Key principles to reinforce:
- Configuration over coding: In AUTOSAR and automotive middleware environments, correctness is largely determined by ARXML configuration, not application code. A correctly implemented algorithm can produce wrong results due to a single misconfigured parameter.
- Traceability as a first-class concern: Every configuration decision should be traceable to a requirement, safety goal, or architecture decision. Undocumented configuration choices are a common source of regression defects when ECUs are updated.
- Cross-module dependencies: In tightly integrated automotive software stacks, changing one module's configuration often requires corresponding updates in dependent modules. Always perform a dependency impact analysis before submitting configuration changes.
🏭 How This Topic Appears in Production Projects
- Project integration phase: The concepts covered in this lesson are most commonly encountered during ECU integration testing — when multiple software components from different teams are combined for the first time. Issues that were invisible in unit tests frequently surface at this stage.
- Supplier/OEM interface: This is a topic that frequently appears in technical discussions between Tier-1 ECU suppliers and OEM system integrators. Engineers who can speak fluently about these details earn credibility and are often brought into critical design review meetings.
- Automotive tool ecosystem: Vector CANoe/CANalyzer, dSPACE tools, and ETAS INCA are the standard tools used to validate and measure the correct behaviour of the systems described in this lesson. Familiarity with these tools alongside the conceptual knowledge dramatically accelerates debugging in real projects.

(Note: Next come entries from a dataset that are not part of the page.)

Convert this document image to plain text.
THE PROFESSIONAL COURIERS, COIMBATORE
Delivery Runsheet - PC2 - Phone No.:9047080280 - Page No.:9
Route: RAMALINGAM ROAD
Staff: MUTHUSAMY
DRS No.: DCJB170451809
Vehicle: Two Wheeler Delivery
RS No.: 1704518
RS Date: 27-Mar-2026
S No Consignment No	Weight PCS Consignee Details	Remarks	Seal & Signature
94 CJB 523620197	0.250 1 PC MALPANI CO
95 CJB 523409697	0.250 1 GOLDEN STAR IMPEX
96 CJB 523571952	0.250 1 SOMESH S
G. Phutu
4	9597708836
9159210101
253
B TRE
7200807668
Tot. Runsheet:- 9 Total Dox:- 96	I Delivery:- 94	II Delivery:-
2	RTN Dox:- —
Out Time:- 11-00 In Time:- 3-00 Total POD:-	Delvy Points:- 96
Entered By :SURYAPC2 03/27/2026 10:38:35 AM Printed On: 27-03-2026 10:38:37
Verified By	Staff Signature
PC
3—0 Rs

⚠️ Common Mistakes and How to Avoid Them
- Assuming default configuration is correct: Automotive software tools ship with default configurations that are designed to compile and link, not to meet project-specific requirements. Every configuration parameter needs to be consciously set. 'It compiled' is not the same as 'it is correctly configured'.
- Skipping documentation of configuration rationale: In a 3-year ECU project with team turnover, undocumented configuration choices become tribal knowledge that disappears when engineers leave. Document why a parameter is set to a specific value, not just what it is set to.
- Testing only the happy path: Automotive ECUs must behave correctly under fault conditions, voltage variations, and communication errors. Always test the error handling paths as rigorously as the nominal operation. Many production escapes originate in untested error branches.
- Version mismatches between teams: In a multi-team project, the BSW team, SWC team, and system integration team may use different versions of the same ARXML file. Version management of all ARXML files in a shared repository is mandatory, not optional.
📊 Industry Note
Engineers who master both the theoretical concepts and the practical toolchain skills covered in this course are among the most sought-after professionals in the automotive software industry. The combination of AUTOSAR standards knowledge, safety engineering understanding, and hands-on configuration experience commands premium salaries at OEMs and Tier-1 suppliers globally.